The most well-known of these would-be Moriaties has to be Sax Rohmer’s Dr Fu-Manchu, who first makes his appearance in 1913. Fu-Manchu does all the things you’d expect of an arch-villain (plotting to take over the world, devising ingenious ways to dispose of his enemies and so on) but for me he is too much of a caricature to be convincing. The same can be said of Guy Boothby’s Dr Nikola.³ In fact Dr Nikola is not even particularly evil- surely the first prerequisite of any master criminal. The French soon got in on the act, with the appearance of the sinister Fantômas in 1911. I haven’t read any of the numerous Fantômas adventures yet,* so the jury on the ‘Murdering Corpse’ (as his friends liked to call him) is still out.
So, to sum up- what are we to make of all these rivals of Sherlock Holmes? You may feel I have been overly harsh in my assessment. You may even be right. But before you reach your own verdict, let me leave you with one wholly circumstantial yet nonetheless suggestive piece of evidence. There have been countless film, television and radio adaptations of Holmes. The same can be said of the works of the great detective fiction writers of the inter-war years (Agatha Christie, Margery Allingham, Dorothy L. Sayers etc etc). Since we clearly can’t get enough of these period detectives, how is it that none of our late Victorian and Edwardian friends ever get a look-in? Where, for example, are the big screen adventures of Horace Dorrington? Why aren’t interminable series featuring the baffling cases of Romney Pringle a TV scheduler’s dream come true? And why, most tellingly of all, is no-one even remotely interested in the exploits of Duckworth Drew?
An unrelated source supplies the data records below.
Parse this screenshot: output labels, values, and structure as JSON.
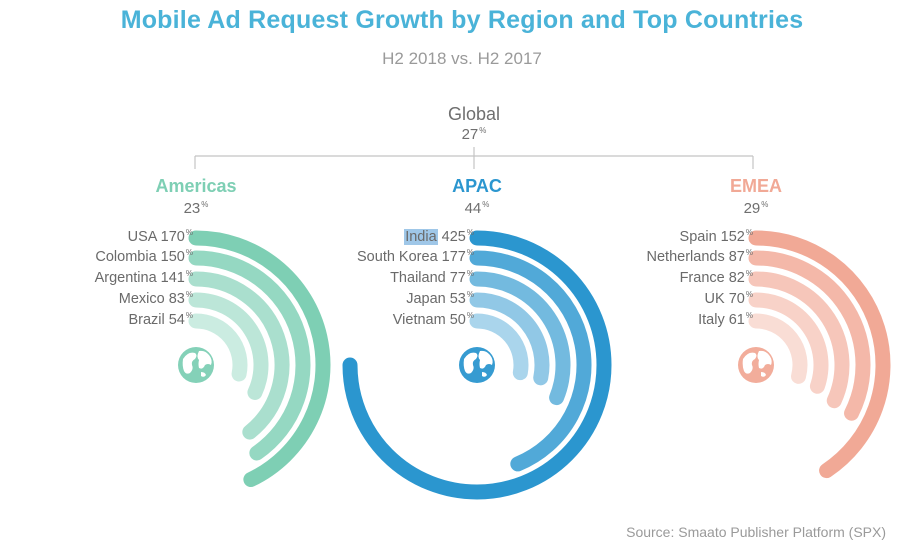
{
  "header": {
    "title": "Mobile Ad Request Growth by Region and Top Countries",
    "subtitle": "H2 2018 vs. H2 2017"
  },
  "global": {
    "name": "Global",
    "value": "27",
    "unit": "%"
  },
  "source": "Source: Smaato Publisher Platform (SPX)",
  "chart_data": {
    "type": "radial-bar",
    "title": "Mobile Ad Request Growth by Region and Top Countries",
    "subtitle": "H2 2018 vs. H2 2017",
    "unit": "%",
    "global": {
      "name": "Global",
      "value": 27
    },
    "regions": [
      {
        "name": "Americas",
        "value": 23,
        "color": "#7ecfb4",
        "countries": [
          {
            "name": "USA",
            "value": 170
          },
          {
            "name": "Colombia",
            "value": 150
          },
          {
            "name": "Argentina",
            "value": 141
          },
          {
            "name": "Mexico",
            "value": 83
          },
          {
            "name": "Brazil",
            "value": 54
          }
        ]
      },
      {
        "name": "APAC",
        "value": 44,
        "color": "#2b96cf",
        "countries": [
          {
            "name": "India",
            "value": 425
          },
          {
            "name": "South Korea",
            "value": 177
          },
          {
            "name": "Thailand",
            "value": 77
          },
          {
            "name": "Japan",
            "value": 53
          },
          {
            "name": "Vietnam",
            "value": 50
          }
        ]
      },
      {
        "name": "EMEA",
        "value": 29,
        "color": "#f1a996",
        "countries": [
          {
            "name": "Spain",
            "value": 152
          },
          {
            "name": "Netherlands",
            "value": 87
          },
          {
            "name": "France",
            "value": 82
          },
          {
            "name": "UK",
            "value": 70
          },
          {
            "name": "Italy",
            "value": 61
          }
        ]
      }
    ]
  },
  "colors": {
    "title": "#4ab3d8",
    "americas": "#7ecfb4",
    "apac": "#2b96cf",
    "emea": "#f1a996",
    "connector": "#c4c4c4"
  }
}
¹ The Green Spider (1904).
² The Flaxman Low stories were written by E. and H. Heron, the pen names of Major Hesketh Vernon Pritchard and his mother Kate.
³ The Dr Nikola stories are amongst the earliest examples of the genre. The first came out in 1895.
* Fantômas (the creation of Marcel Allain and Pierre Souvestre) was hugely popular and enjoyed a long and fruitful criminal career. There were 43 Fantômas adventures in total, the last being published in 1963.